I was in Limerick over the weekend, visiting the Mammy. One of The Sisters was home as well. We were chatting about the psychodrama of the beginning of the school year,
I was then reminded of my very own first day of school, many decades ago. Will I ever forget it? More to the point, will my mother ever forget it? It is quite the story.
I am the younger in a set of Irish twins. ‘Irish twins’ is an expression to signify a pair of siblings between whom there is a twelve month age gap. This is not unique to Ireland (Britney Spears’ sons are Irish twins for example) but seems quite common here – particularly among people ‘of a certain age’.
My sister is exactly twelve months older than I am (well 1 year and nine days if you want to split hairs about it.) We were born during the month of May on successive years during the mid-1970’s. As she was older than I was, logically she started school the year before I did.
I was due to start school in September in the boys’ school which was located beside the girls’ school. At the time we lived a ten minute walk away. The June before I started, I had been diagnosed with Type 1 diabetes – at the age of four. This was back in the days where it was treatable, but the treatment was nowhere near as slick as it is today – the needles were longer and reusable for starters.
So on my first day my mother had spoken to the teacher to warn her to keep an eye on me – if my sugars went too low I might collapse.
She recalls hearing the anguished howls of distress from the four year old boys at the school gate. Clearly they weren’t keen on being parted from their Mammies for this horrible place called school.

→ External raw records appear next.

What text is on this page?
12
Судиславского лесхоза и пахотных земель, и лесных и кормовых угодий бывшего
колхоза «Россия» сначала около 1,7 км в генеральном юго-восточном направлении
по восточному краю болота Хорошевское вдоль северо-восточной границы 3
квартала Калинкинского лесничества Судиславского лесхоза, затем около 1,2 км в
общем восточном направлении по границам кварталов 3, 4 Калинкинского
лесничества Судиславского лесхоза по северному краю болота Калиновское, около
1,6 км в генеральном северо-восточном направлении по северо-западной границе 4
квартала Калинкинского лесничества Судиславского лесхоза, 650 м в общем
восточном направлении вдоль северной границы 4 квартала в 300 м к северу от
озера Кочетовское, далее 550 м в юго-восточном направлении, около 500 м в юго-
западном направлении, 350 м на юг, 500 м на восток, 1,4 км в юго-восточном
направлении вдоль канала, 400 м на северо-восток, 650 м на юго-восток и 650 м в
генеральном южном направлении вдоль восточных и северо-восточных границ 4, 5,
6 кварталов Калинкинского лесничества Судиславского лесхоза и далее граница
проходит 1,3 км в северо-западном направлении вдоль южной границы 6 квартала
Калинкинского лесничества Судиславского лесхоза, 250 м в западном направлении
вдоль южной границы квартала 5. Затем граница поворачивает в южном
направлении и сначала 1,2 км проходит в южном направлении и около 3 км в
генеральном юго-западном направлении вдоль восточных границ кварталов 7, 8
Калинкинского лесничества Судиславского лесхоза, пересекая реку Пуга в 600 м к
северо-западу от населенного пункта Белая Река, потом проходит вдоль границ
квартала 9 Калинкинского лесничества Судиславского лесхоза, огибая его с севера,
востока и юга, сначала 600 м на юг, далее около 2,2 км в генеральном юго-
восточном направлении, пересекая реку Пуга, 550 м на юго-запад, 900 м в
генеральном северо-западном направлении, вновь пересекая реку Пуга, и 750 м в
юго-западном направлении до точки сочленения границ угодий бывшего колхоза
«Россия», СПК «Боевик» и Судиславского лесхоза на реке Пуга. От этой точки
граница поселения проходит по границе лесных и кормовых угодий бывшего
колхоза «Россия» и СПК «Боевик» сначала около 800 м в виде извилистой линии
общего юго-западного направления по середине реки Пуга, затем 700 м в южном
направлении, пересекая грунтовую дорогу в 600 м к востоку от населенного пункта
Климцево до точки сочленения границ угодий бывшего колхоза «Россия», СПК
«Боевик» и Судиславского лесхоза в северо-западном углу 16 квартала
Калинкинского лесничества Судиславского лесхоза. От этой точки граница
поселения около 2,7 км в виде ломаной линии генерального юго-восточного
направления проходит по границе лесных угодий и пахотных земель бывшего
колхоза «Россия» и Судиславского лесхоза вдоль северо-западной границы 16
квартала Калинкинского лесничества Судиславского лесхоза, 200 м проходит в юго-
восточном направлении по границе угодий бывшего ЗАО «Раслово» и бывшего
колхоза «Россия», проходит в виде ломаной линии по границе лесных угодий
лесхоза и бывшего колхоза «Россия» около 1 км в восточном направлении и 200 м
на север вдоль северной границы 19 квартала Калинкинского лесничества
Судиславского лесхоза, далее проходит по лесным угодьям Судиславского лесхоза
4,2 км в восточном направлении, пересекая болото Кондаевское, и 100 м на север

This differed from the previous year on the first day of school for my sister. Apparently there, the atmosphere had been on a knife edge. If one girl had broken the seal and started crying there would have been a subsequent avalanche of grief. They managed to hold it together though.
The morning continued. The parents departed with promises of returning at lunchtime.

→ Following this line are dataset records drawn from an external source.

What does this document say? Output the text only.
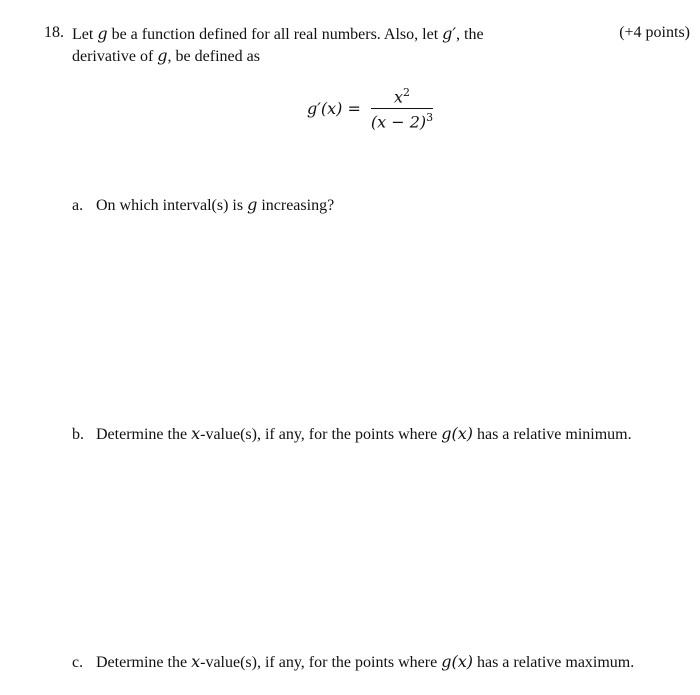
18. Let g be a function defined for all real numbers. Also, let g′, the
derivative of g, be defined as
(+4 points)
$g'(x) = \frac{x^2}{(x - 2)^3}$
a. On which interval(s) is g increasing?
b. Determine the x-value(s), if any, for the points where g(x) has a relative minimum.
c. Determine the x-value(s), if any, for the points where g(x) has a relative maximum.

At 11 o’clock we had a morning break, where we were allowed out into the enclosed school yard for fifteen minutes. As I was entering said yard, some monstrous bully of a five year old told me that I was not allowed to enter.
‘Well fine so.’
I remember feeling quite indignant. In that instant I decided that education was not for me. I was going home, to spend my formative years with my Mammy and my younger siblings. I turned around and walked out the front door of the school. Homeward bound.
Getting home was not a difficult task – having done it every day for the previous year bringing my sister to school. I knew the route – I was not going to get lost. I don’t remember much traffic on the roads – then again it was 11am in a quiet residential neighbourhood. Probably, perfectly safe.

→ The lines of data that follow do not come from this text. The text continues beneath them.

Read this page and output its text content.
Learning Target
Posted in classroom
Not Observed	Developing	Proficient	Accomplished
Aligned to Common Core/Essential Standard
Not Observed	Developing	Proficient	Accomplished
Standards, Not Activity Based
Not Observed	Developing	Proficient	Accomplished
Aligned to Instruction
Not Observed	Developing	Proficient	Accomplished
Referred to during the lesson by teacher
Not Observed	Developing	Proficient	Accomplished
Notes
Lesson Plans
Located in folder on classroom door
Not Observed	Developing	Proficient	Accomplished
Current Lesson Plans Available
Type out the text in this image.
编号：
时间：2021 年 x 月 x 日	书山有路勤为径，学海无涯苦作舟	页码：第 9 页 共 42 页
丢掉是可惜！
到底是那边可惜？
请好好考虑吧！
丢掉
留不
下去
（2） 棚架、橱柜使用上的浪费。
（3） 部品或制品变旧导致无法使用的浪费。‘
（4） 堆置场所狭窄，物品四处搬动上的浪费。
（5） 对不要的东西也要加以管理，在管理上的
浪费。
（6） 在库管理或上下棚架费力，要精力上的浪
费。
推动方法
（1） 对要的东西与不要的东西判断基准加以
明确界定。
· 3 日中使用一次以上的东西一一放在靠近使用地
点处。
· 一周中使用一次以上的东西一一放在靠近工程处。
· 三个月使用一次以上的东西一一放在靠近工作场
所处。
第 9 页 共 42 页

As I waddled across the road towards my house I could see my parents chatting in the back garden (both were off work that day).
My mother says that she will never forget how her heart nearly came out of her mouth when she heard my excited squawk of ‘Mammy, I’m home’ through the hedge.
They frogmarched me back to the school. The teacher would be in an absolute panic. It can’t be a pleasant feeling to actually lose a four year old in your care. They closed their ears to my (in my mind) quite reasonable argument ‘Why didn’t you come for me Mammy?’
Arriving back at school, all was peaceful.
Thankfully teacher hadn’t even noticed that I was missing.
For the first month of my full time education I had a twelve year old boy (from sixth class) as a personal bodyguard during 11 o’clock break.
Is it any wonder that I have notions?